Em um dos primeiros episódios, o rabino fictício conta com orgulho a Joanne como ele contou seus próprios problemas de relacionamento em uma sessão de aconselhamento conjugal para ajudar um casal a se abrir. Embora as nossas próprias experiências informem como nos apresentamos aos outros, nós, rabinos, precisamos de reflectir sobre quando e porquê nos revelamos para evitar intimidades indesejadas ou violações de limites. Neste caso, as revelações de Roklov aos fiéis pareciam ter muito mais a ver com o seu crescimento emocional do que com o deles.
Roklov tem razão numa coisa: é importante que o clero seja vulnerável. No entanto, existem diferentes formas de ser vulnerável, e o clero nunca deve correr o risco de complicar os limites essenciais para relações saudáveis entre o clero e a congregação.
“Ninguém quer isso” também consolida alguns outros estereótipos prejudiciais. Muito foi escrito nos poucos dias desde sua estreia sobre como o programa reifica a noção do “bom menino judeu” como exemplar e a mulher judia como, bem, absolutamente difícil.
Mas o encanto do rabino Roklov, em relação à sua mãe, cunhada e ex-noiva, faz mais do que isso: normaliza a ideia de que as capacidades de um líder religioso dependem da atractividade e do carisma, ofuscando e pondo em risco a santidade da sua liderança religiosa.
Não é culpa de Hollywood termos que nos preocupar com essas coisas. No passado, listas dos “rabinos mais sexy” (de todos os géneros) circularam nas redes sociais judaicas. A cultura às vezes voltada para o sexo na programação juvenil judaica tem sido amplamente discutida como prejudicial.
Mas não ajuda quando, em “Nobody Wants This”, Joanne ouve um grupo de adolescentes da sinagoga chamá-lo de “Rabino Gostoso”, e Roklov fica divertido e mais lisonjeado do que desconfortável.
Ao não conseguir acabar com isto, o rabino confunde os limites entre promover um relacionamento com adolescentes e tolerar o flerte, e degrada a seriedade do seu papel como líder espiritual. A interação confunde positividade sexual com hipersexualização.
Do lado positivo, tive o prazer de ouvir Brody, num podcast recente, dizer que acha que o #MeToo levou a um ambiente de trabalho mais saudável nos cinemas e nos televisores, com muito menos tolerância à má conduta. Eu só gostaria que “Nobody Wants This” refletisse essa evolução, em vez de cair em caracterizações cansadas e insidiosas de clérigos masculinos dinâmicos e ansiosos e de mulheres judias difíceis.

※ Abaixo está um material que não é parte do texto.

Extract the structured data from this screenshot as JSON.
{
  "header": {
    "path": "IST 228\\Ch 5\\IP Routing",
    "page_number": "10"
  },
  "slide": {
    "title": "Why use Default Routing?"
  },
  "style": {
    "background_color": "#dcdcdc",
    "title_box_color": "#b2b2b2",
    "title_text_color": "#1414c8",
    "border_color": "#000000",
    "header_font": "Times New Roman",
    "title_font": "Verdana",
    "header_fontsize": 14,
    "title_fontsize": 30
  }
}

Nesta época judaica de reflexão, reconhecemos que os erros são humanos. Como os corrigimos é o que mais importa. Portanto, equipe criativa, se você está lendo isso, saiba que este rabino está aqui para ajudar a tornar a 2ª temporada igualmente engraçada, mas muito menos desagradável. Cabe a todos nós – clérigos, fiéis e, sim, Hollywood – fazer o trabalho para criar comunidades religiosas mais saudáveis.
(Rabino Talia Kaplanmembro do clero da Congregação Beth Shalom em Overland Park, Kansas, possui mestrado em gênero judaico e estudos sobre mulheres e certificado em cuidado pastoral e aconselhamento. As opiniões expressas neste comentário não refletem necessariamente as da RNS.)